Il Boom (which is Italian for “the boom”) is about an ambitious young businessman named Giovanni (Alberto Sordi) who, in an attempt to maintain the high society lifestyle he feels he and his family deserve during Italy’s economic upswing, has brought himself to the brink of financial destruction by amassing a crushing debt of which his wife is completely oblivious. In a fantastically empathetic comedic turn (including some great drunk-acting, a pitfall for even the best in the game), Sordi guides us through his humiliating and risky attempts to keep his head above water, eventually uncovering an answer to all his problems that’s as outlandish as its toll is dire.
Much like another European satire from 1963, Luis García Berlanga’s The Executioner, Il Boom hides its satire, sharp as a blood-soaked dagger, beneath a deceptively bright and sunny aesthetic. Il Boom, with its glistening, low-contrast aesthetic, has the look of a comedy—which it is. Yet De Sica and Sordi never let you forget that, though you may not see them, there are rain clouds in the distance and they are coming fast.
It would be superficially satisfying to mock Giovanni for his bourgeois hubris and, to be sure, a part of Il Boom‘s mission is to do just that. Yet, if that were the end of it, it would be a cheap and mean-spirited move. But, as De Sica has proven in Thieves and elsewhere, he excels at empathy. One’s concept of despair, after all, is relative to one’s standard of comfort.
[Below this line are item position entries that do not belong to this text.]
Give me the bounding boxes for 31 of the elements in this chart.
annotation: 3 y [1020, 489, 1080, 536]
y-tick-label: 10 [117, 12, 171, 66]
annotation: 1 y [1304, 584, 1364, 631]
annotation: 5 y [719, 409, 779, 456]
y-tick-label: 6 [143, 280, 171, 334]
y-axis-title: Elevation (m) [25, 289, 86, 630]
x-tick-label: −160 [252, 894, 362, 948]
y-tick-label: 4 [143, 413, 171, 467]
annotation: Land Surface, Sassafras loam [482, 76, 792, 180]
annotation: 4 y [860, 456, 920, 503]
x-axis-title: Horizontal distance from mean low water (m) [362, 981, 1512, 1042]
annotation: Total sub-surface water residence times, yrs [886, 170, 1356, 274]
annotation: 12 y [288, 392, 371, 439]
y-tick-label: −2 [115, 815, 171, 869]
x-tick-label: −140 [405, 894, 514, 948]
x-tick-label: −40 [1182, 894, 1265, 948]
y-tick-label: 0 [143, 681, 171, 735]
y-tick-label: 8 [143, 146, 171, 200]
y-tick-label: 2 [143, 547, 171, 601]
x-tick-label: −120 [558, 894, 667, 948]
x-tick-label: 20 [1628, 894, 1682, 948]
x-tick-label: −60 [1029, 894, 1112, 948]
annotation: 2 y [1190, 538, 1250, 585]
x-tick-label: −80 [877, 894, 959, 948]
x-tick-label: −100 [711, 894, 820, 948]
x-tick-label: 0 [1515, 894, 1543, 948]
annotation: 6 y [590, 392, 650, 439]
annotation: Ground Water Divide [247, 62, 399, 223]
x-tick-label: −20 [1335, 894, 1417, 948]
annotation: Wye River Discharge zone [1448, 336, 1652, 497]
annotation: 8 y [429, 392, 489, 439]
Giovanni may not understand that his problems pale in comparison to those of Thieves‘ Antonio but he does understand that his very concept of himself is being threatened and that is terrifying. De Sica gets that too and, as a result, so do we.
Over half a century after its initial release, Il Boom resonates. In some ways, that’s because of its timeless messages. In other ways, it would appear to be by chance. De Sica couldn’t have anticipated today’s Boomer/Millennial friction when he had one character, a successful captain of industry, say to Giovanni, “You young people want to make in a year what took us 50.” Then again, maybe it’s just an illustration that such generational complaints aren’t a recent phenomenon (so shut up, Boomers).
Il Boom is not considered a major work from De Sica but Rialto Pictures, with this new restoration and release (opening this Friday in Beverly Hills and Pasadena), are out to change that. The film’s reach may not rival that of Bicycle Thieves but it may be greater than we’ve given it credit for; Giovannia presenting an investment opportunity as a cover for his need for a quick cash injection happens in a remarkably similar way to Jerry Lundegaard’s pitch in Fargo. What really reaches through time, though, is the length and sharpness of Il Boom‘s teeth.